Hej les bitches !

Voici le chapitre 9 de la Vengeance ! J'ai vu que le précédent chapitre vous avait plus (surtout la dernière phrase hé hé hé...) donc j'espère que celui-ci vous plaira autant sachant que j'ai essayé de mieux répartir le temps de parole entre les nouvelles recrues !

Réponse aux reviews anonymes :

- Miki Aren : coucou ! contente que ça t'ai plu, jeune loutre ! Hâte d'être invitée à ton mariage...

- Guest : quel âge tu as ? Mais j'en sais rien moi ! XD Merci pour la combine, je m'en servirait hé hé !

- Ka-Al : feignasse ! OUI LA DERNIERE PHRASE ! LA DERNIERE PHRASE !

- Juliette : merci pour tous ces compliments, j'espère que ton rôle te plaira toujours !

- ShadowOfMadness : tu verras bien pour Gydias et le Commissaire :3 j'espère que ça te plaira ! Voilà la suite !

Une voix lointaine lui parvenait. Il entendait mal, comme s'il avait du coton dans les oreilles. Tout était blanc autour de lui. Il avait l'impression de flotter, de s'envoler vers d'autres cieux, mais la voix le ramenait dans la réalité. Mais il se sentait bien dans son nid de lumière, enveloppé d'une douce et réconfortante chaleur. Mais la voix se fit plus nette, plus proche, déchirant le coton et masquant la lumière pour le propulser dans le monde réel.

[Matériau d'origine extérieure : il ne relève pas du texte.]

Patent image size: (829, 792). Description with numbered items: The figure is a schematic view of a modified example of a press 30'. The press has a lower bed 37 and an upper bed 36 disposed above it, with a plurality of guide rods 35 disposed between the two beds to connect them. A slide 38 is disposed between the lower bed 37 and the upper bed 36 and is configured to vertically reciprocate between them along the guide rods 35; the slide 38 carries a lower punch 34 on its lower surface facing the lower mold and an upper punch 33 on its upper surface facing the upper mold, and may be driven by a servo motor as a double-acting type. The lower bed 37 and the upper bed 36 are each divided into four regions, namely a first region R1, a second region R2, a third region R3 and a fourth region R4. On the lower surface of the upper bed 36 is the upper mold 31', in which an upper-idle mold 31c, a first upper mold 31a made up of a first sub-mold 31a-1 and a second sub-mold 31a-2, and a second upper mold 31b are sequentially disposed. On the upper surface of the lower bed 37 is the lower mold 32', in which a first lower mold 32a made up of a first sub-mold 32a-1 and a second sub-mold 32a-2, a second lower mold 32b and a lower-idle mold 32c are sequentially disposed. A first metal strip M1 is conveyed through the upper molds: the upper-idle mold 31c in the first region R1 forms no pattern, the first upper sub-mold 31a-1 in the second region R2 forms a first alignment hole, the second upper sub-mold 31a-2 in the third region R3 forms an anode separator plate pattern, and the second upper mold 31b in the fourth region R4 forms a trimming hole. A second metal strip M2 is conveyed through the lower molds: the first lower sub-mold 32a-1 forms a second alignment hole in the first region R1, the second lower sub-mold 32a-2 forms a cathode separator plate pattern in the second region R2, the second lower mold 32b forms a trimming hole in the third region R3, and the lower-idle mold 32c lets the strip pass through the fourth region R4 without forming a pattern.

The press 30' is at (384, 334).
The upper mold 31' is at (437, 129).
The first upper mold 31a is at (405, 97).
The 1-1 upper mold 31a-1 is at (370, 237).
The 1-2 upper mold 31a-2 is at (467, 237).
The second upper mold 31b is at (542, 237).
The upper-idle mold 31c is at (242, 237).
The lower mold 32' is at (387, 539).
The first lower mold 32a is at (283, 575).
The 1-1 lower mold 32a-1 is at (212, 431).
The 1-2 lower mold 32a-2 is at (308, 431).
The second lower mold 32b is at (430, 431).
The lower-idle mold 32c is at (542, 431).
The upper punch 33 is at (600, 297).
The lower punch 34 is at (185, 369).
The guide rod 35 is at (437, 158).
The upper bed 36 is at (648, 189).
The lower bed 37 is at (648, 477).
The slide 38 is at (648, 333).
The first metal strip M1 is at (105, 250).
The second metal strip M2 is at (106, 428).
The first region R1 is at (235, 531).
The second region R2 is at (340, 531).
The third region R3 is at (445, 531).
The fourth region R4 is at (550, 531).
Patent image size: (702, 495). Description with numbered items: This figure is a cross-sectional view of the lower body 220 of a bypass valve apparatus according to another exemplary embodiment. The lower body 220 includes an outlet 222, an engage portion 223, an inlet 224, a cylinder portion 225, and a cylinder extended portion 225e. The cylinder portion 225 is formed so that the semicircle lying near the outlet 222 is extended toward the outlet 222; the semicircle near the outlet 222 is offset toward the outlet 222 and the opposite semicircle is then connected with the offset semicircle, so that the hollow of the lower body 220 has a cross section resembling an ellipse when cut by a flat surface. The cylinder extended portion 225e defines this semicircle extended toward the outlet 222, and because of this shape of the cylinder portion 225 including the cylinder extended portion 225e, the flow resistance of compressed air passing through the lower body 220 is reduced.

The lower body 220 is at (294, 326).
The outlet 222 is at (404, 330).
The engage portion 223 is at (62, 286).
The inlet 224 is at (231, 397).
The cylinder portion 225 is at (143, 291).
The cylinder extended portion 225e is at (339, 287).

« Antoine, réveille-toi putain! »

Antoine grogna de mécontentement et ouvrit les yeux.

« Putain David mais ferme ta gueule et laisse-moi dormir ! J'ai un putain de trou dans le ventre, moi, j'ai besoin de repos !

_ Tu te reposeras plus tard, pour le moment on est dans la merde, rétorqua l'autre homme en le forçant à se redresser, le faisant gémir de douleur.

_ T'es qu'une brute ! Gémit Antoine en se levant et en fusillant son ami du regard.

_ Ce que tu es douillet, grogna David en le soutenant.

_ Qu'est-ce qui se passe, au fait ? Demanda le blessé en enfilant son manteau, grimaçant de douleur.

_ La police. Ils viennent forcément pour nous.

_ Et s'ils ne viennent pas pour nous ?

_ Alors ils se demanderont pourquoi on fuit et tu n'auras qu'à dire que tu en avait marre d'être enfermé.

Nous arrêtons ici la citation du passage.